Participants were being awakened from time to time and asked to report if they’d been dreaming or not. This was done to reduced the problem of people forgetting dreams during the full night’s sleep.

And even the people in the study were able to recall not only whether they were dreaming or not but also most of the time what they had been dreaming about. Dreams were mainly about riding a bicycle, geometric shapes in motion, smelling perfume, etc.

In the process after a person reported a dream, the investigators used to go back and review brain activity patterns which were recorded with a technique known as high-density electroencephalography. This provided the researchers to connect dreaming with a decrease in low-frequency activity and an increase in high-frequency activity at the back of the brain.

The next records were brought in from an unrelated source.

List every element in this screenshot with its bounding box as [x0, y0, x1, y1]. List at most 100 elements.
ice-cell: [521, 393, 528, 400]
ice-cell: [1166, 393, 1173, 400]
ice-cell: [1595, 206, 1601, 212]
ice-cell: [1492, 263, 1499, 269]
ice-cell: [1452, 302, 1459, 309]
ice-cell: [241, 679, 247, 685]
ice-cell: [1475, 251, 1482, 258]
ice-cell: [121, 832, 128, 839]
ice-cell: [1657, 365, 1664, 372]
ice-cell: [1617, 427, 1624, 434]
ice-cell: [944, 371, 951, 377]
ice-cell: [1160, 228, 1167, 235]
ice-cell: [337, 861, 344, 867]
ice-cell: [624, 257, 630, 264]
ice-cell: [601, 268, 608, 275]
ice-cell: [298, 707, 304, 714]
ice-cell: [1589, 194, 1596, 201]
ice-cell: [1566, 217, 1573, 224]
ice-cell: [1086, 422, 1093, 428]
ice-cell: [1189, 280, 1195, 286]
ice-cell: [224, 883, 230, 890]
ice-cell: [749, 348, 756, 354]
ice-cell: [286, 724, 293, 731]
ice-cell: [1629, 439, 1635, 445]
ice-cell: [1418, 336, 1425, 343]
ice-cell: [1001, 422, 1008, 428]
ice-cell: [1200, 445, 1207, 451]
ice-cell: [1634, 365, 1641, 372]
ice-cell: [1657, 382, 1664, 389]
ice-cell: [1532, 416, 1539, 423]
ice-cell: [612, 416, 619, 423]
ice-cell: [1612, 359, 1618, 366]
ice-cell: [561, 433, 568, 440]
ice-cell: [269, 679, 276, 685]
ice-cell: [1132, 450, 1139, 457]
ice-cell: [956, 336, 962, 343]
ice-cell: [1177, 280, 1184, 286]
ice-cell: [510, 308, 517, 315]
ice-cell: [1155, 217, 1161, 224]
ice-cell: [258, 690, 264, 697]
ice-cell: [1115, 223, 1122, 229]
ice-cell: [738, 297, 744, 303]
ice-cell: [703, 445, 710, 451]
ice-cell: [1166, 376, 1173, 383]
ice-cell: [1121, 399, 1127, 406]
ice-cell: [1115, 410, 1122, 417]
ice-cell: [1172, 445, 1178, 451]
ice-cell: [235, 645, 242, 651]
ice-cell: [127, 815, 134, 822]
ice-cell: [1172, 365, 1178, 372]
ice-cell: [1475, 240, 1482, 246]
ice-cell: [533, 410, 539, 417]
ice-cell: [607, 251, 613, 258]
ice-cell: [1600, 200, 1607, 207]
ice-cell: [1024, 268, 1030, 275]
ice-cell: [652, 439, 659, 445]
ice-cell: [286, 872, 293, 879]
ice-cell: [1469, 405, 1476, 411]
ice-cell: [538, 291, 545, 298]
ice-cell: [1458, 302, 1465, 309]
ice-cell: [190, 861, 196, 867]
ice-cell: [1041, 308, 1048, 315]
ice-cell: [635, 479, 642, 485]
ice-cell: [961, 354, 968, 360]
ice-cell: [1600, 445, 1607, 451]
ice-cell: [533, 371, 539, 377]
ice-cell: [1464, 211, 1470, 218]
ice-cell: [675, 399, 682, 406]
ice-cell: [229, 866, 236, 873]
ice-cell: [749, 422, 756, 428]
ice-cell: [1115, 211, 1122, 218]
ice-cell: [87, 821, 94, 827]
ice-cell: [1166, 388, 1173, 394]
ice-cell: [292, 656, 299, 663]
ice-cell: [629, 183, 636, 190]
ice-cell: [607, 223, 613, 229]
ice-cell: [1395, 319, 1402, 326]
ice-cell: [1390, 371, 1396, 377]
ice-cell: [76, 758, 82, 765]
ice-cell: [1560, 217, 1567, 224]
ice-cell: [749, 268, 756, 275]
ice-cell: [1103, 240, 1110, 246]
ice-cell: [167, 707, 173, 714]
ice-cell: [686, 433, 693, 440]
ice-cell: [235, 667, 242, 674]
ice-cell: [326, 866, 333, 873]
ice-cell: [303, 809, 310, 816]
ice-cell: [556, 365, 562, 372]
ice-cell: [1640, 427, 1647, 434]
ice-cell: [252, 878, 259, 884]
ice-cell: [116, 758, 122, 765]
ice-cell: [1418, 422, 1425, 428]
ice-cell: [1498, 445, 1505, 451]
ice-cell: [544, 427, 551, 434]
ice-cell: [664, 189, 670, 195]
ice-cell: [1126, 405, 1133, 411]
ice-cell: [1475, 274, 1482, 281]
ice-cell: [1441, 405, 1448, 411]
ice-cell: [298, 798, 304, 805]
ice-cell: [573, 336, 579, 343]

By seeing these activities of the brain, the researchers were able to at least assume when a person dreamt about 90 percent of the time.

According to a smaller study, the researchers viewed at the activity in areas of the brain that responding to specific stimuli, like while  seeing a face, hearing something or some movement. An activity that took place in this area offer clues about what the person had been dreaming about while being asleep.

For example, when someone’s dream included a face, there was an activity in a part of the brain which is used to recognize the faces. When a dream involves some sort of movement or even senses a movement, there was activity in an area that is involved in the recognition of the movement.

“What they’re really measuring is what’s happening before you wake someone up and the person remembers having been dreaming,” Stickgold says. And there is a possibility that forgotten dreams might have a different electrical signature in the brain.

Our dreams recruit the same regions of the brain as it experiences while we are awake for specific some contents This also an indication that dreams are the experiences which actually occur while wakefulness, and that they are not any sort of ‘inventions’ which we make up when we wake up.

While sleeping, the brains keep crossing the boundary between unconsciousness and dreaming, which according to the researchers is a form of consciousness.